Electrical Double Layer-Induced Ion Surface Accumulation for Ultrasensitive Refractive Index Sensing with Nanostructured Porous Silicon Interferometers

Herein, we provide the first experimental evidence on the use of electrical double layer (EDL)-induced accumulation of charged ions (using both Nal(+) and K+ ions in water as the model) onto a negatively charged nanostructured surface (e.g., thermally growth SiO2)-Ion Surface Accumulation, ISA-as a means of improving performance of nanostructured porous silicon (PSi) interferometers for optical refractometric applications. Nanostructured PSi interferometers are very promising optical platforms for refractive index sensing due to PSi huge specific surface (hundreds of m(2) per gram) and low preparation cost (less than $0.01 per 8 in. silicon wafer), though they have shown poor resolution (R) and detection limit (DL) (on the order of 10(-4)-10(-5) RIU) compared to other plasmonic and photonic platforms (R and DL on the order of 10(-7)-10(-8) RIU).

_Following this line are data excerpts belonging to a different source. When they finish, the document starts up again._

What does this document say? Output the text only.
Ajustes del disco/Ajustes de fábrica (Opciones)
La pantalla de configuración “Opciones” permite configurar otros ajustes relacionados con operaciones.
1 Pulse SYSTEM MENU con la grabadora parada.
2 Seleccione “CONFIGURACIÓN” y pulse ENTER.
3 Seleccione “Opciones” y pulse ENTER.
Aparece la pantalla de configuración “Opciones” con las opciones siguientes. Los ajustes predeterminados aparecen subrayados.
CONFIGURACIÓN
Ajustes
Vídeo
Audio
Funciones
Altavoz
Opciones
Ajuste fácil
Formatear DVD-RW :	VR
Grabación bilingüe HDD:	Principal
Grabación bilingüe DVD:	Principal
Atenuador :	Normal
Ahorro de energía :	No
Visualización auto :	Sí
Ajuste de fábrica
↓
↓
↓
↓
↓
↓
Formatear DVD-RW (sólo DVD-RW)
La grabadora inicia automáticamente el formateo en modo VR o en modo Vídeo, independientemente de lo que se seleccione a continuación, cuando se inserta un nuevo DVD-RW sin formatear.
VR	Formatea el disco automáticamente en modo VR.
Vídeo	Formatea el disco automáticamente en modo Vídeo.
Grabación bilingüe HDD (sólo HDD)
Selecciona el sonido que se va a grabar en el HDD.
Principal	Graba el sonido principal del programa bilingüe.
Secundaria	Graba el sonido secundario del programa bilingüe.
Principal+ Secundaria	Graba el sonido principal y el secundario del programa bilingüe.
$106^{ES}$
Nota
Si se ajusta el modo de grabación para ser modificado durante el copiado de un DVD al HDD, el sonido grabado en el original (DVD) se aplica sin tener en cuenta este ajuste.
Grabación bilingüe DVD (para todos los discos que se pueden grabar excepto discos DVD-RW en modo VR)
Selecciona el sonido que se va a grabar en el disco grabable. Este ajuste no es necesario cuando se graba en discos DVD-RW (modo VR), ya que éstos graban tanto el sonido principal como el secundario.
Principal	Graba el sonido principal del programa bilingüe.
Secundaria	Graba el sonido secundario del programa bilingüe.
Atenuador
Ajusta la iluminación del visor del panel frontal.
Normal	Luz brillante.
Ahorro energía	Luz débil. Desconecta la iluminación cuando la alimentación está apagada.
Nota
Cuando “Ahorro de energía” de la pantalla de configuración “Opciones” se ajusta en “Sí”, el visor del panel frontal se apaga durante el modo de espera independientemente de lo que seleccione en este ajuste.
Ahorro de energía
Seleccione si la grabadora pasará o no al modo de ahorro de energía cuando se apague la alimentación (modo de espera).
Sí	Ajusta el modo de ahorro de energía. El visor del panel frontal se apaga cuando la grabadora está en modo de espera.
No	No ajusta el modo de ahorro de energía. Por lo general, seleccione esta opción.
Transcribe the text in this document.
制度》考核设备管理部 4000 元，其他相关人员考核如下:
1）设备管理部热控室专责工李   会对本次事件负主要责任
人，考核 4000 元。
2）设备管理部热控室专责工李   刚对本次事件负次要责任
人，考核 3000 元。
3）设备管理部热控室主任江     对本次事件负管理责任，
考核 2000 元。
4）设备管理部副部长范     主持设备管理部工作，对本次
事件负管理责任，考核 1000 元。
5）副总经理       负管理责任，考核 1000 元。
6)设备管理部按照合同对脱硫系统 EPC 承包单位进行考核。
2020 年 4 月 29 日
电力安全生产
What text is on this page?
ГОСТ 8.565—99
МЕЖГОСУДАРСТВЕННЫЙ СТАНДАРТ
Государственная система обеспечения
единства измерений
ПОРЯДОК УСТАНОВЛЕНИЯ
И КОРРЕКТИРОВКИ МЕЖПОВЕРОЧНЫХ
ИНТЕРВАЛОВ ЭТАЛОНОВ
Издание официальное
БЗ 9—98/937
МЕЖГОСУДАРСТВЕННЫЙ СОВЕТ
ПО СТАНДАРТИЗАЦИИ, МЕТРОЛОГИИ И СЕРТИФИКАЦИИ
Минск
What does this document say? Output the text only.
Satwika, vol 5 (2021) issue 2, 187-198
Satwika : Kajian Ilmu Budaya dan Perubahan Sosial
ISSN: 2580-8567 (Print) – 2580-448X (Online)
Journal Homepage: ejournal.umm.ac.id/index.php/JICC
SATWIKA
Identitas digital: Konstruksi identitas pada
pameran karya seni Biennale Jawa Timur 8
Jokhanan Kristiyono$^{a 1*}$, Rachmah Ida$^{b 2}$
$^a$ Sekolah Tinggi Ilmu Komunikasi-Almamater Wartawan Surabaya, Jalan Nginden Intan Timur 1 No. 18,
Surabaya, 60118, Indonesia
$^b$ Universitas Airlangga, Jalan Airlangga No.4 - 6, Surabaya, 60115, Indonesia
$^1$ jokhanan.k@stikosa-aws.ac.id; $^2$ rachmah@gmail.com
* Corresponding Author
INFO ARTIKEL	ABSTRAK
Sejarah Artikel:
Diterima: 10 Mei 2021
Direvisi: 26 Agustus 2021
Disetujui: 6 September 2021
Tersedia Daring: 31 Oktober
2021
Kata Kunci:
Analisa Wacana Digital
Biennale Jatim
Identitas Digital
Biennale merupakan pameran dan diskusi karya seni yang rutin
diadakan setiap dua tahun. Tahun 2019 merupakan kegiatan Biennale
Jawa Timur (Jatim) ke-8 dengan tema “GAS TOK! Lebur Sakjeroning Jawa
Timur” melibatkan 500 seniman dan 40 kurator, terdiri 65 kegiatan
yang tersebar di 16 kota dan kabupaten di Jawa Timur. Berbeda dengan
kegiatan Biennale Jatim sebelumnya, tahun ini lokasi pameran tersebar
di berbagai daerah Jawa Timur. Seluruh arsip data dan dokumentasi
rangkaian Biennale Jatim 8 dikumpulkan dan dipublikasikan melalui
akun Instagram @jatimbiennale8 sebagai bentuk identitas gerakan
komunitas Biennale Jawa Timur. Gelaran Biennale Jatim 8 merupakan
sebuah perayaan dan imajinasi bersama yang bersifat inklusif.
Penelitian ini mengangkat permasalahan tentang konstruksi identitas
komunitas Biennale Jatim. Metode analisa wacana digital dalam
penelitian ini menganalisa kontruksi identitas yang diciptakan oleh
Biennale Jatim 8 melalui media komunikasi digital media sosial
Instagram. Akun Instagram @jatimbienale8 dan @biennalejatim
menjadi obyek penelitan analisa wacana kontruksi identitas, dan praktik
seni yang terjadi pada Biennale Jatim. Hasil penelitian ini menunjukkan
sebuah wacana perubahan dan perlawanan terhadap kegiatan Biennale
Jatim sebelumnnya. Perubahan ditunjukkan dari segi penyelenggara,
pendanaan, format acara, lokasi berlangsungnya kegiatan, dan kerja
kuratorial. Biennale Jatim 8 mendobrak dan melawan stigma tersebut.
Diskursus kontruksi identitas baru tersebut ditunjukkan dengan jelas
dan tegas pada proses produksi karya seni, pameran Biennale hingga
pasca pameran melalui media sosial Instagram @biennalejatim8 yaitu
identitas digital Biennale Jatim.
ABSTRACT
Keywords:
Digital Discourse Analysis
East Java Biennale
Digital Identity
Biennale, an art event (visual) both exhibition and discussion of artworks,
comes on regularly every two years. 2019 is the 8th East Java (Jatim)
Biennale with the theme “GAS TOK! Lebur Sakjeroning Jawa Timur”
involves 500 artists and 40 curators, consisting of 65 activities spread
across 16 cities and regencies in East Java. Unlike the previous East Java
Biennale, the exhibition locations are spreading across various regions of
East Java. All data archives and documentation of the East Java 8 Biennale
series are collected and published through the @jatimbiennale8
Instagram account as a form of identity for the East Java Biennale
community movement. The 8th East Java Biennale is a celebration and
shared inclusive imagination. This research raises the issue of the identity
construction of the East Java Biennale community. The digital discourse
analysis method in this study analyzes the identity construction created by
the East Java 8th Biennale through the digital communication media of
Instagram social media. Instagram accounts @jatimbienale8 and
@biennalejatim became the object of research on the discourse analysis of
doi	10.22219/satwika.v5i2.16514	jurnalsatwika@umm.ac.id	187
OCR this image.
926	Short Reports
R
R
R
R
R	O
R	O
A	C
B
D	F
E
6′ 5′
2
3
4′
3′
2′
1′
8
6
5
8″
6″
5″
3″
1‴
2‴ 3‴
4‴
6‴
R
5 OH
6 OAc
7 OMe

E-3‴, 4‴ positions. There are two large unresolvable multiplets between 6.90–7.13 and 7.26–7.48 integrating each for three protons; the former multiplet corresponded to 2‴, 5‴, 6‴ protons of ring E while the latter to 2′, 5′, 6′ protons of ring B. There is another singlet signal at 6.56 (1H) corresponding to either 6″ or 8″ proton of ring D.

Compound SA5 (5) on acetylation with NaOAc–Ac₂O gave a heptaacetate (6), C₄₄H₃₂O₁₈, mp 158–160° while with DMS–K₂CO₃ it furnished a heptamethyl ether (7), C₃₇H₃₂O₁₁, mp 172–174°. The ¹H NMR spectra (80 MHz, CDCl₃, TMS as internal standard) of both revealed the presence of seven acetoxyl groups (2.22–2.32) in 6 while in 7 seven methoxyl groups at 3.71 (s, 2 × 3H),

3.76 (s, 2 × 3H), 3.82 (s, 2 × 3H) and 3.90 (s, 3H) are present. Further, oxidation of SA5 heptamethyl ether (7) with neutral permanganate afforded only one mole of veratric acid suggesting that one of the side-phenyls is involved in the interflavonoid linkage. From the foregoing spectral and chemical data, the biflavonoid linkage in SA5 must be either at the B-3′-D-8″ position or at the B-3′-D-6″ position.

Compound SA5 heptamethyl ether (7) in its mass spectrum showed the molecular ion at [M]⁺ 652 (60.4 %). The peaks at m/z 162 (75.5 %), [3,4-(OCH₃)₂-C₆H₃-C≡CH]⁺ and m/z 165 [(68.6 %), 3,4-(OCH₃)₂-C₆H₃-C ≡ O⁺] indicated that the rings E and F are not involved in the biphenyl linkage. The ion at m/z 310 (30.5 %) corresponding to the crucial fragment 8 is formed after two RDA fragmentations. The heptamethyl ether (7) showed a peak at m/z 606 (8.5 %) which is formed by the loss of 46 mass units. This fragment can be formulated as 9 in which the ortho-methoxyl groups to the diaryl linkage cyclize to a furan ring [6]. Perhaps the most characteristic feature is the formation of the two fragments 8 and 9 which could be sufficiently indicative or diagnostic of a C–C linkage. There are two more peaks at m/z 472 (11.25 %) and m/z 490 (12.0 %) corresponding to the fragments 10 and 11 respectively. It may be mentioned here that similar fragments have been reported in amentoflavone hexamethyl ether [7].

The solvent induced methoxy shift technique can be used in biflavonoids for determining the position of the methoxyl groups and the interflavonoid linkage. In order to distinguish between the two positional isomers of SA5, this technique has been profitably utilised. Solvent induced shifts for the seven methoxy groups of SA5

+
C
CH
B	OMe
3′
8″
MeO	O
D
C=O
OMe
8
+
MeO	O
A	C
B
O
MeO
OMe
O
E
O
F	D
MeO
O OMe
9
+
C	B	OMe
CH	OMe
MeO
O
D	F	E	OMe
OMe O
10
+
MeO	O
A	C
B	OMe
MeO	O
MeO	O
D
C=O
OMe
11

This can be ascribed to both low sensitivity and high noise floor of PSi interferometers when bulk refractive index variation of the solution infiltrating the nanopores either approaches or is below 10(-4) RIU. Electrical double layer-induced ion surface accumulation (EDL-ISA) on oxidized PSi interferometers allows the interferometer output signal (spectral interferogram) to be impressively amplified at bulk refractive index variation below 10(-4) RIU, increasing, in turn, sensitivity up to 2 orders of magnitude and allowing reliable measurement of refractive index variations to be carried out with both DL and R of 10(-7) RIU. This represents a 250-fold-improvement (at least) with respect to the state-of-the-art literature on PSi refractometers and pushes PSi interferometer performance to that of state-of-the-art ultrasensitive photonics/plasmonics refractive index platforms.